While it’s senators’ prerogative to vote against any nominee they think would be bad for the country—I previously argued that Republicans should vote against essentially all judges Hillary Clinton names—judicial filibusters have always struck me as strange and sordid. Until Democrats began a systematic blockade of George W. Bush’s judicial nominees in 2003 (most notoriously Miguel Estrada, because of his ethnicity), the only judicial filibuster was the bipartisan opposition to Lyndon Johnson’s attempt to elevate Abe Fortas to chief justice in 1968.
The Senate runs largely on tradition and precedent, and while the idea that a super-majority is needed to allow legislation to proceed to a final vote is seen as part of the body’s “cooling off’ function, filibustering nominations has long been considered illegitimate. Accordingly, when Harry Reid (D-NV) abolished the filibuster for executive and lower-court nominations in November 2013, he ironically restored Senate practice to what it was before his own machinations of a decade earlier. (Would that Bill Frist (R-TN) had acted so boldly then.)
There’s no reason not to extend that “nuclear option” to the Supreme Court as well, as progressive legal scholar Erwin Chemerinsky argued three years ago. The one wrinkle is that such a move must wait until an actual nominee is actually filibustered.
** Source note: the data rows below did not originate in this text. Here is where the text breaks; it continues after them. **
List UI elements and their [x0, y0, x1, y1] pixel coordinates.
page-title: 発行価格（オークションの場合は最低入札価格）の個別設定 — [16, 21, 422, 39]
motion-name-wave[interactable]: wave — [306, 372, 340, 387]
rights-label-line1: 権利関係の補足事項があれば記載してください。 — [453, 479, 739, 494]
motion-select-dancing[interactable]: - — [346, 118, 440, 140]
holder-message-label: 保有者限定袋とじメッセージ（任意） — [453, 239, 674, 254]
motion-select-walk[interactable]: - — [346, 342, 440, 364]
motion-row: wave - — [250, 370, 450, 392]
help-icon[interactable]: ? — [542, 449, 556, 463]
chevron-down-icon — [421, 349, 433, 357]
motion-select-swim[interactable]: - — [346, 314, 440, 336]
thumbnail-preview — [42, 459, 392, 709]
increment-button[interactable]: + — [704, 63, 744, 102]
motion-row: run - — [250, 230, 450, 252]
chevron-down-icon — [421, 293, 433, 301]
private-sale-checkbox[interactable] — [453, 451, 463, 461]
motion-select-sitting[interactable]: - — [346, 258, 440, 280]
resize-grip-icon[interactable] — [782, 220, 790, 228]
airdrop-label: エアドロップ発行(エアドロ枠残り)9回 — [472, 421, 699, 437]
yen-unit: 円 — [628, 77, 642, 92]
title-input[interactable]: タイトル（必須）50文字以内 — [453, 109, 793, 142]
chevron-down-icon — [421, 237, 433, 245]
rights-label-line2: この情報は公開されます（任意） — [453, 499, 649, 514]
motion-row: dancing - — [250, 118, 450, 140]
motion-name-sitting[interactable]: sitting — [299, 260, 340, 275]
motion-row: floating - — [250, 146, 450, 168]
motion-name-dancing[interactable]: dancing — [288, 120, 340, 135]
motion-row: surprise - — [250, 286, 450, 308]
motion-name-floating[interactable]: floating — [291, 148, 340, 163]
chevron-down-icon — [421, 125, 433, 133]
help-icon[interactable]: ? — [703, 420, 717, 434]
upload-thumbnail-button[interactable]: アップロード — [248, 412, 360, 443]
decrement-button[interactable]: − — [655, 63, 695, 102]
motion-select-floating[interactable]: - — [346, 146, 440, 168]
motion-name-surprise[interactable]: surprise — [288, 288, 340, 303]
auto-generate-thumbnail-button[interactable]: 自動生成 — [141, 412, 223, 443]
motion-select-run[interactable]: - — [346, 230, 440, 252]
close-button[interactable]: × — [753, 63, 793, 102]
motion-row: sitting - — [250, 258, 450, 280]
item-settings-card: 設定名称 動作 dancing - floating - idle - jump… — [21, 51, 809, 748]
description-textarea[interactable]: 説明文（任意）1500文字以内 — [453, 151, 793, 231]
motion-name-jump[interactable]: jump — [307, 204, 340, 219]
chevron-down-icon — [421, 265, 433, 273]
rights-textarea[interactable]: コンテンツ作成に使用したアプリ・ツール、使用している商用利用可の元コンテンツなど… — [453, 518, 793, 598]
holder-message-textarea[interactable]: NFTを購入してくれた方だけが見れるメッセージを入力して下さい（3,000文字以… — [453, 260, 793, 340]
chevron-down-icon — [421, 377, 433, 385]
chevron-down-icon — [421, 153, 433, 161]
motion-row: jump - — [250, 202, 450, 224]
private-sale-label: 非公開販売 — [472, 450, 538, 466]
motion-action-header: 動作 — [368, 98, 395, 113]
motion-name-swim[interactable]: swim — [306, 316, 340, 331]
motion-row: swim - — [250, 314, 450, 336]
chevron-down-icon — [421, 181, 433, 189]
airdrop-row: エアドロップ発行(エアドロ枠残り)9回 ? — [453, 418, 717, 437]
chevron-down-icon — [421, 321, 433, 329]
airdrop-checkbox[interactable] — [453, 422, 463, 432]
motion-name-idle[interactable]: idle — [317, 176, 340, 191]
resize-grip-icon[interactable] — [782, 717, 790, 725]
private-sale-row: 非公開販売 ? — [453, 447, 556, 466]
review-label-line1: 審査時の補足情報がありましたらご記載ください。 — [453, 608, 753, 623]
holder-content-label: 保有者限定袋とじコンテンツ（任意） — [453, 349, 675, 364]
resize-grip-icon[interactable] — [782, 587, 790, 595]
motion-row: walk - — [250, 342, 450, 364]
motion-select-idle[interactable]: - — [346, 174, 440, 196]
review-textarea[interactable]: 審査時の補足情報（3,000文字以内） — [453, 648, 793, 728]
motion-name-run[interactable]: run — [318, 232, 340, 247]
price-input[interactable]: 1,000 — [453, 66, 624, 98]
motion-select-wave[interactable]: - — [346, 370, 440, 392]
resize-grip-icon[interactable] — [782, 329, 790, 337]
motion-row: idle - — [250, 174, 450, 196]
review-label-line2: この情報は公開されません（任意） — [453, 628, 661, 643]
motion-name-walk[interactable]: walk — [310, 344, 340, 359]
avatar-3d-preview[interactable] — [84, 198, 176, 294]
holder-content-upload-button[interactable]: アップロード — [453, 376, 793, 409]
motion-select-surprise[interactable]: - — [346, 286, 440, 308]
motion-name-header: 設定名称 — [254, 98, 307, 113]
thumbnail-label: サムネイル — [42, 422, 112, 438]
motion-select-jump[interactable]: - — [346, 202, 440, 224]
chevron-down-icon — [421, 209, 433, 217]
I had been arguing to colleagues that McConnell should preemptively use his majority to eliminate the judicial filibuster, maybe even before Trump is inaugurated. The main argument against that position seemed to be tactical: why not hold that “thermonuclear option” in reserve until needed, extracting political concessions in the meantime? But a friend with intimate knowledge of Senate procedure informed me that it couldn’t be done in the abstract regardless.